All our capabilities and resources are now being applied in the international effort to find a new vaccine against COVID-19.

This formed the most comprehensive study of EBOV survivor immunity to date, thanks to the high number of survivors involved, its three-year duration, and the analysis of both neutralising antibody and T-cell responses. The latter gives us valuable insight into how EBOV can still circulate in the bloodstream after recovery, as the virus is known to hide and then re-emerge in immune-privileged sites like the eyes and testes – the latter leading to the threat of sexual transmission.

Overcoming challenges to the study

While other studies on survivor immunology exist, only a handful look at T-cell response because of the difficulty performing assays in country and in keeping the cells viable long enough to get them out of the country; they require a -80°C setting with dry ice.

We accomplished this by employing some pragmatic approaches, such as using a WHO cooling system intended for vaccines to transport samples 600 kilometres from the remote village of Guéckédou to the capital, Conakry.

The legacy of the research

Although the full study is yet to be published, over the last three years we have been providing data to the European Medicines Agency, the US Food and Drug Administration and the WHO Vaccines Committee, to assist their regulatory review process in licensing Merck’s Ervebo vaccine and other candidates still to be licensed.

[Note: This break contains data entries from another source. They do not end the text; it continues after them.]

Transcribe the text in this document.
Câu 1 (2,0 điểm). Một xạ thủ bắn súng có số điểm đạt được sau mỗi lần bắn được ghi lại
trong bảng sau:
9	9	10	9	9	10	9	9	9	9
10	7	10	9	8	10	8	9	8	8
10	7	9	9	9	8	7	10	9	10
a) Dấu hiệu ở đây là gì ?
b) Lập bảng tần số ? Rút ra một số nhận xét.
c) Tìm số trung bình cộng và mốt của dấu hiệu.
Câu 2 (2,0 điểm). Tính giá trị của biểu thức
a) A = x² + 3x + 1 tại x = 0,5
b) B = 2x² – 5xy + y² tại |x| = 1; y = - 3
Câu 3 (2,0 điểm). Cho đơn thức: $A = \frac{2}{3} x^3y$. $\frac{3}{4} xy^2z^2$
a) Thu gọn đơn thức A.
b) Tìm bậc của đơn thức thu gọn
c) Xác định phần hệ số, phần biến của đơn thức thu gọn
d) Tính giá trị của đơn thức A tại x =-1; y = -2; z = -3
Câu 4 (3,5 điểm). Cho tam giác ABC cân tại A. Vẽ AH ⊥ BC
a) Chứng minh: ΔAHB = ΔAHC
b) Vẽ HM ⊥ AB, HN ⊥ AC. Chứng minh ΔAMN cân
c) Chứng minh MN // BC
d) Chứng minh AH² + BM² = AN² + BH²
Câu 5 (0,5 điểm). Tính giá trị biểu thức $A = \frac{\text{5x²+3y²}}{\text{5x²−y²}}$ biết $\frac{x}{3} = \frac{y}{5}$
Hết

Good relationships require investment and consistent communication, and when we returned each year, we shared our latest analysis with the participating survivors.

Through the leadership network, also made up of survivors, we explained what their immune responses to the virus meant in terms of protection against re-infection and different strains of EBOV.

Looking ahead to coronavirus

Professor Miles Carroll, Head of Research at the National Infections Service, PHE, says, “The dedication of the Ebola Virus Disease (EVD) Survivors’ Association enabled us to carry out this analysis and collect data which has been critical to vaccine development.

“This undertaking required enormous teamwork from partners including the Guinean state, the UK Foreign and Commonwealth Office, and colleagues within PHE’s National Infection Service.”

“All our capabilities and resources are now being applied in the international effort to find a new vaccine against COVID-19.”